I grew up in Florida never using sunscreen and living very near a beach. So I have spent a lot of time in the sun. Sure, my mom slathered sunscreen on me when I was younger but as I got older it was probably my responsility to attend to my own sun blockage and, well, that went by the way-side. In fact, I would use the tan accelerator. Caribe made a good one or a bottle of canola oil would work just as well.
I'm not proud to admit that I still use very little (translation: none) sunscreen. Last summer at the beachhouse? Never used sunscreen. And I do know better. I read Natural Health and Self and they are telling me, "Sun badddd!" I know it. The wrinkles and the cancer risk. I know it. Yet it just goes with my live-for-the-moment thinking that disallows me to look anywhere in my future for an impact of what today may have on it. Therefore, sun tanning only equals olive complexion. That is as far as I can see it. For the most part. Because it does weigh on me slightly. So I do my part and get my moles checked every couple years and that hard lump 0n my arm too. I am told all my moles and freckles are no concern right now so that is good news but I always have the most interesting visits to the dermatologist.
My first visit a couple years ago - I ended up being a medical case study. A class project. Folks, I was a lab rat.
It started with the usual walk back to a little room with the nurse informing me of protocol. "Put the robe on, opening in the back. Strip down to your underwear."
Then a young female doctor in a white coat entered the room followed by two very young-looking gentlemen sans coats with clipboards. Female Doctor let me in on the jig, "Would you mind if these Georgetown medical students observe?" And what do you say to that? At that point another doctor - the older, wiser, gray-haired one who was actually doing the mole check entered the room.
And he got down to business.
"Drop your gown."
So there I am in just my girly britches (thong, of course) with four people looking on. Yes, those interns had clipboards and were intently following the doctor along on his probe of my body. Because there is the Gray-Haired Doctor on all fours (literally!) starting at the bottom, circling me on all fours working up my legs with a blue pen circling suspect and/or of-student-interest marks. He continues to work his way up my body, pausing to inform the students of the varying sun marks. He's teaching a class, y'all and I'm the blackboard apparently. And for that dark black one right smack in between my boobs? The Old Doctor asked the interns to take a "closer look."
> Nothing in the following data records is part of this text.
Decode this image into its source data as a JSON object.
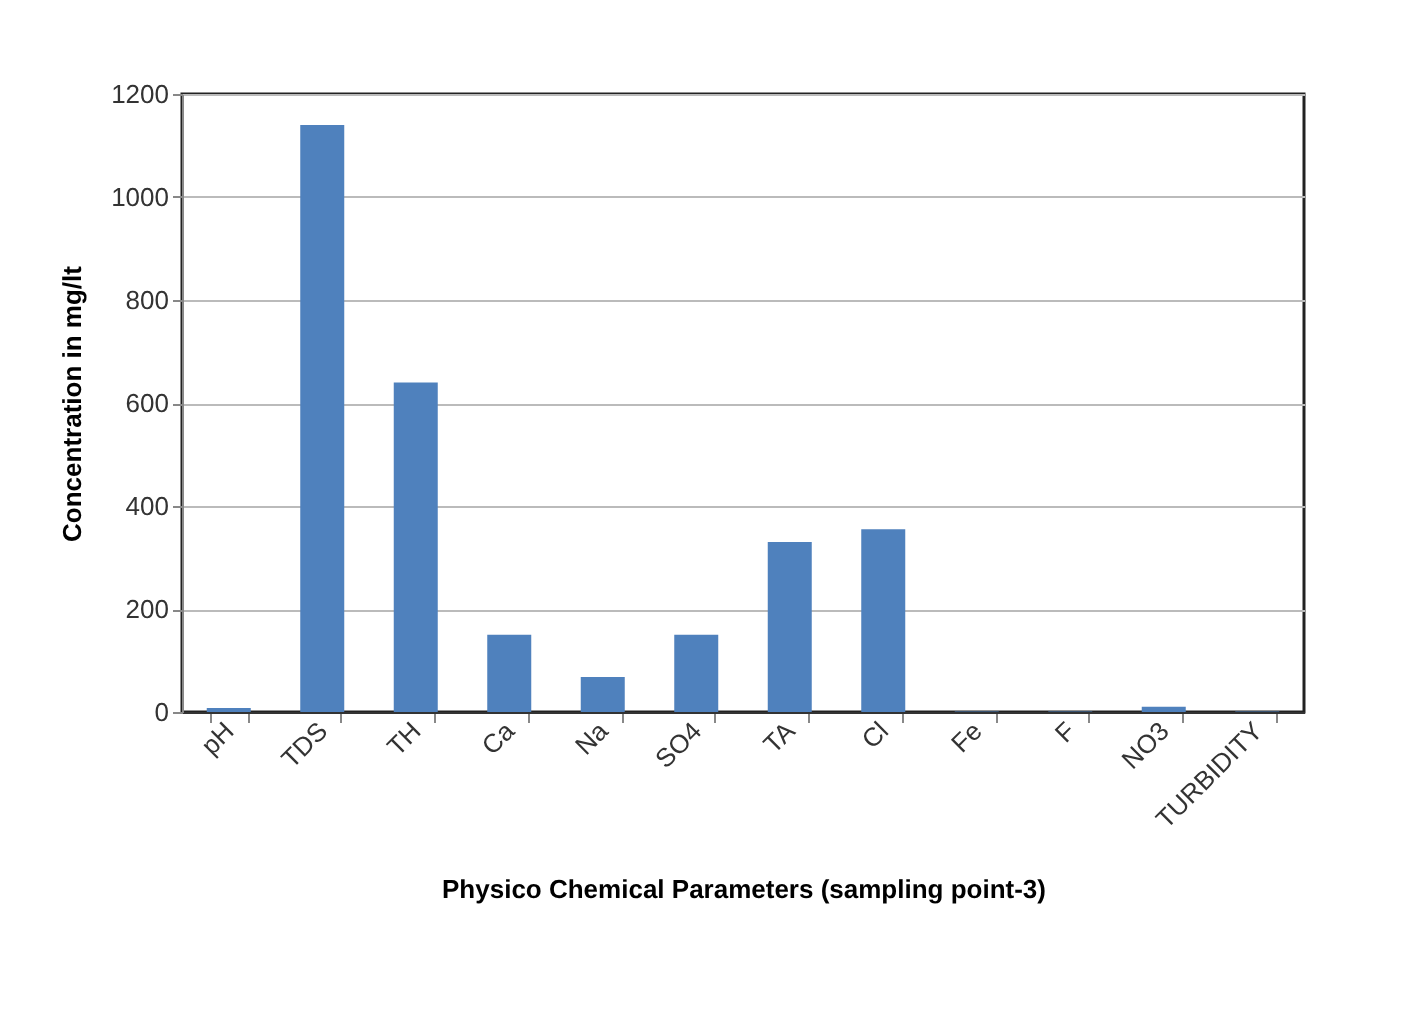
{
  "chart_data": {
    "type": "bar",
    "xlabel": "Physico Chemical Parameters (sampling point-3)",
    "ylabel": "Concentration in mg/lt",
    "categories": [
      "pH",
      "TDS",
      "TH",
      "Ca",
      "Na",
      "SO4",
      "TA",
      "Cl",
      "Fe",
      "F",
      "NO3",
      "TURBIDITY"
    ],
    "values": [
      8,
      1140,
      640,
      150,
      68,
      150,
      330,
      355,
      1,
      1,
      10,
      1
    ],
    "color": "#4f81bd",
    "ylim": [
      0,
      1200
    ],
    "yticks": [
      0,
      200,
      400,
      600,
      800,
      1000,
      1200
    ],
    "grid": "y"
  }
}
There I am in all my nakedness girly britches, pocked with blue circles, and eight eyeballs scanning my body. And all I can think about are my own self-image issues. Are they seeing what I am seeing?
It was horrifying. For that reason, I will never agree to interns sitting in on any kind of doctor appointment in the future.
Today's visit was not as horrifying but had its own brand of awkwardness.
First of all, the doctor looked like he had a bad sunburn and some red splotches on his face. I thought, "This is my dermatologist?" And then I thought that was good because I knew he was not going to chastise me about all my freckled sun damage. And he didn't.
Oddly, he wore this miner helmet with a headlight to scan my body. ["Are you looking for the mother lode?" --Pixies] And he had me lay down. He started at the top, ruffling through my hair and as he worked his way down my body he tore away my gown, shining th eheadlight as he went. Ripping a little here and there. So there is that and then there is the conversation to go with that. He chooses to talk about "what I do." He is very curious about librarians and librarians in law firms and are they using books anymore, etc. So while I am justifying my career I also feel I need to justify suspicious moles (i.e., my reason for being here).
So while I am trying to be cordial and talk "shop" I am really pointing out all the moles I wonder about and subsequently bringing his attention back to me and my naked body with a light scanning it. On second thought, let's talk about libraries, Doc! In the end, he thought everything on me was peachy. There were no blue circles this time.
So, if nothing is suspect, I began to question why I go to the dermatologist. Why I continually put myself through these horrifying experiences. Why I choose not to use sunscreen. Is it really worth it? Because I am practically getting felt up by my dermatologist.